Charles de Gaulle is reported to have once said 'How can you govern a country that has 246 kinds of cheese?' But whatever may have been the administrative skills of that old French soldier, he was right about one thing. There are a great many kinds of cheese in the world, a tribute to the inventiveness of cheesemakers.
There's no single way to categorize all the types of cheese that have resulted from the efforts of those culinary artists. They can be separated by length of aging, texture, basic source, fat content or any other way that proves useful. But there are some fairly common divisions, even so.
Fresh cheeses are made with very little rennet, an enzyme used to curdle the milk. In these cases, the acid or acid-producing bacillus is the predominate ingredient that creates curds that form the basis of the cheese. Cottage cheese and Ricotta are familiar types, but Neufchâtel, goat's milk chèvre, and others are made as well.

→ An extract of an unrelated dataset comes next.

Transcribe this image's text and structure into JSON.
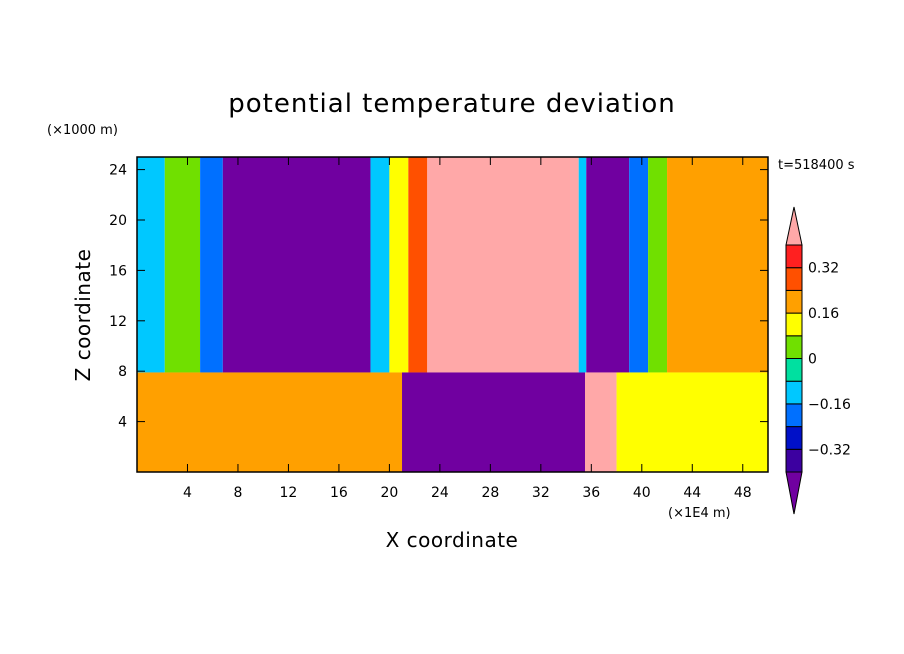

The type of milk used may serve as a useful starting point. Much commercial, mass-produced cheese is made from cow's milk, of course. Not a bad cheese, but like anything mass produced the uniformity and familiarity make it something less than special. There are much more exotic types, however.
Goat's milk or sheep's milk have been used for thousands of years as the base and they make some fine cheeses. Feta is still a favorite of millions. But the truly adventurous may want to try a mozzarella made from buffalo milk or a fine cheese from the milk of a yak or reindeer. Variety is the spice of life.
The softness or hardness of cheese is a valid criterion, and it isn't always just a matter of fresh versus aged.
Parmesan cheese is a common hard type, but still very tasty. Graviera is a less well known, but still excellent choice. Cheddar may be common, but still a favorite among many, and for good reason. Emmental, a traditional product of Switzerland, should be on anyone's menu.
Softer cheeses are still enjoyed the world over, and fads change. Gouda and Roquefort would have at one time been considered the leading edge. They are still deserving of a place on the plate of any cheese gourmet. For something a little less well known, try an Edam or Kasseri.
For the softest, on those occasions when that's called for, go for the Camembert. But don't miss out on a Manouri or Mizythra, or even a Telemes.
Age is no longer as clear cut a category as might have been the case in the past. At one time, extra sharp cheddar would always have been naturally aged at least two years. But with the techniques of advanced chemistry, it's possible to alter the natural rate at which cheese ages. Still, some will still be allowed to ripen for as long as seven years. If you find one of those, you are truly a connoisseur.
Whether your tastes run to a fine cheddar only a few months old, or a Cornish Yarg that may have sat on the shelf for years, only your taste can decide whether aging is a good thing or bad.